Published: 10th February 2022
What happened on February 10: Tom and Jerry make a splash and a supercomputer takes on Kasparov
Tom and Jerry ran riot on the screens for the first time and a machine took on a chess grandmaster and this is what ensued
Today marks the 82nd anniversary of the first-ever short film of the famous TV characters Tom and Jerry. It was created by William Hannah and Joseph Barbera and produced by Metro-Goldwyn-Mayer, an American media company for an initial run of 114 shorts from 1940 to 1958. During this run, they bagged seven Academy Awards for the Best Animated Short Film category which was as many as the legendary Walt Disney won for his Silly Symphonies.
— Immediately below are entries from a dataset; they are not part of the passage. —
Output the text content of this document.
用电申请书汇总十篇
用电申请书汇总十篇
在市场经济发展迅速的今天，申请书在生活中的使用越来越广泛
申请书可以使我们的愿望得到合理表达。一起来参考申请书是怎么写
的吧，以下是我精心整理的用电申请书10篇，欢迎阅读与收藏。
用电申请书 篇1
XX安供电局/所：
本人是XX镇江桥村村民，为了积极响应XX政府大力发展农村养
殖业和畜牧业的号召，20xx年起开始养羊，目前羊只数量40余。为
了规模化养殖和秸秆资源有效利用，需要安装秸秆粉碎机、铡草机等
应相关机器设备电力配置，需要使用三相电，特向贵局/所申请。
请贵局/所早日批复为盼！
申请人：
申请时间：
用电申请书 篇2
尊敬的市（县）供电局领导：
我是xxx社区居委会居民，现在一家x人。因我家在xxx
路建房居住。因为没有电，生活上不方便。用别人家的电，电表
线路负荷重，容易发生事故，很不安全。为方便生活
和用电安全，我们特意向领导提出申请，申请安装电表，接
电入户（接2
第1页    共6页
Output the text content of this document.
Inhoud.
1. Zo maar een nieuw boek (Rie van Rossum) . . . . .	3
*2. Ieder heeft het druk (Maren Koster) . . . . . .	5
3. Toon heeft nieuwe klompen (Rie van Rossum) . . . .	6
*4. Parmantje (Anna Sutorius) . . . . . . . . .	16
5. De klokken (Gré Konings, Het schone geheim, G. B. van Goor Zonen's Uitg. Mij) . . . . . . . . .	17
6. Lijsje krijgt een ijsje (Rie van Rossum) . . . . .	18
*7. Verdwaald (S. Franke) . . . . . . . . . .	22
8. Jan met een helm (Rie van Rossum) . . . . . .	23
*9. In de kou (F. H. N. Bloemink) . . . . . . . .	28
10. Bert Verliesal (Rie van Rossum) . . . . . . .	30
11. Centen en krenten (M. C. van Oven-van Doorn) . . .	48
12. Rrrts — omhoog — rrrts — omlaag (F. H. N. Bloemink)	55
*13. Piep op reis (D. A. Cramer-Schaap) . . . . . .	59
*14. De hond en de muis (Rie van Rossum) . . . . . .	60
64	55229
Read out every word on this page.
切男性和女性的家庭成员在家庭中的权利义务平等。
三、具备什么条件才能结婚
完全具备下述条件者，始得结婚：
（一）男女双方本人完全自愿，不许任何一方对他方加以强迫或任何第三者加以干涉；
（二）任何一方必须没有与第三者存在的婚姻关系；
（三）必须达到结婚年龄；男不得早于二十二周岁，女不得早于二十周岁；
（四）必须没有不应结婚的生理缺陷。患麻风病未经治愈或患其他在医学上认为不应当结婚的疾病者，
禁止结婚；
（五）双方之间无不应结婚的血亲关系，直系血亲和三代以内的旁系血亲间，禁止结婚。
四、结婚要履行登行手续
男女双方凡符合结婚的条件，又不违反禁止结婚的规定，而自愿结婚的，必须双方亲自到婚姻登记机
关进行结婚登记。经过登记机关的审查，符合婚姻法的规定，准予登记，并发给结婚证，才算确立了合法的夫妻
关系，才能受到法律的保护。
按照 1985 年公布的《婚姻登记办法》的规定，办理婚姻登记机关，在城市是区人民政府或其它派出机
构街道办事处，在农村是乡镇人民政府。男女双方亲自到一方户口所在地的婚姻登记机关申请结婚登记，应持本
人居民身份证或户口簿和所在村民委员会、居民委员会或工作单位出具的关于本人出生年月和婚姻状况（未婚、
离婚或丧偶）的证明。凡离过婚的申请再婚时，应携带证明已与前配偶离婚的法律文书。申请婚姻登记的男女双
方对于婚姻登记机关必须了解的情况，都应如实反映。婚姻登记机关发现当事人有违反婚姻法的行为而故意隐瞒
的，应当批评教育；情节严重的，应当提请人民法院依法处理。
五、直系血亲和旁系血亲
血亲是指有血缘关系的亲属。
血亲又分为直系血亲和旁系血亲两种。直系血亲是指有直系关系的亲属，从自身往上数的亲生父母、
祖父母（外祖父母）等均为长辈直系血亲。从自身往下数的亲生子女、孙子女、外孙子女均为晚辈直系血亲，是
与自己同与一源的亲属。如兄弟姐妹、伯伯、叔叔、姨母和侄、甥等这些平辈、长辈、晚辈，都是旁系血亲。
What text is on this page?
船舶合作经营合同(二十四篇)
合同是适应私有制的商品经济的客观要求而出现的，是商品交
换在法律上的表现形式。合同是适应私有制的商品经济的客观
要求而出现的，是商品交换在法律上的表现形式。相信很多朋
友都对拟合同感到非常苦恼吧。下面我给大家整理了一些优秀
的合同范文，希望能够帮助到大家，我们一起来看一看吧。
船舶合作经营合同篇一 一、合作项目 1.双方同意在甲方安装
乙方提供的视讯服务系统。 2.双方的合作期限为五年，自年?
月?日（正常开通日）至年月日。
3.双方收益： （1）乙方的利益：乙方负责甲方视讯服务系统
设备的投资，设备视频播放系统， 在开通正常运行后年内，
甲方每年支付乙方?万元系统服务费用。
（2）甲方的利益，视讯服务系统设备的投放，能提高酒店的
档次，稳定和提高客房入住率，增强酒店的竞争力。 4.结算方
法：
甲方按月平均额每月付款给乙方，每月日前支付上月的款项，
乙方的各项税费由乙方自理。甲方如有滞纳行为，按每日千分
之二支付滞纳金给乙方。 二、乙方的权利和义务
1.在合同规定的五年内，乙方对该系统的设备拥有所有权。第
The first feature-length movie starring the two mischievous characters came much later in 1992.
Tom, the cat was actually named Jasper in his debut appearance while Jerry's name was not explicitly mentioned at all. Some believe the names actually come from a commonplace phrase used for young men given to drinking, gambling and riotous living in 19th century England. But today, the show has created a colloquialism of itself due to its immense popularity through several generations.
The day is also significant in computing history as on February 10 in 1996, the IBM supercomputer Deep Blue played against reigning world chess champion Garry Kasparov and won the first game of the six-round series held in Philadelphia, Pennsylvania. But human power came back strong as Kasparov won three of the next five games and drew the other two to take the match with a scoreline of 4-2. But the rise of the machines was completed in a rematch next year when Deep Blue edged Kasparov in a closely fought 3-1/2—2-1/2 points victory. It thus became the first computer program to defeat a world champion in a match under tournament regulations. The machines had truly arrived on the artificial intelligence scene and they meant to stay.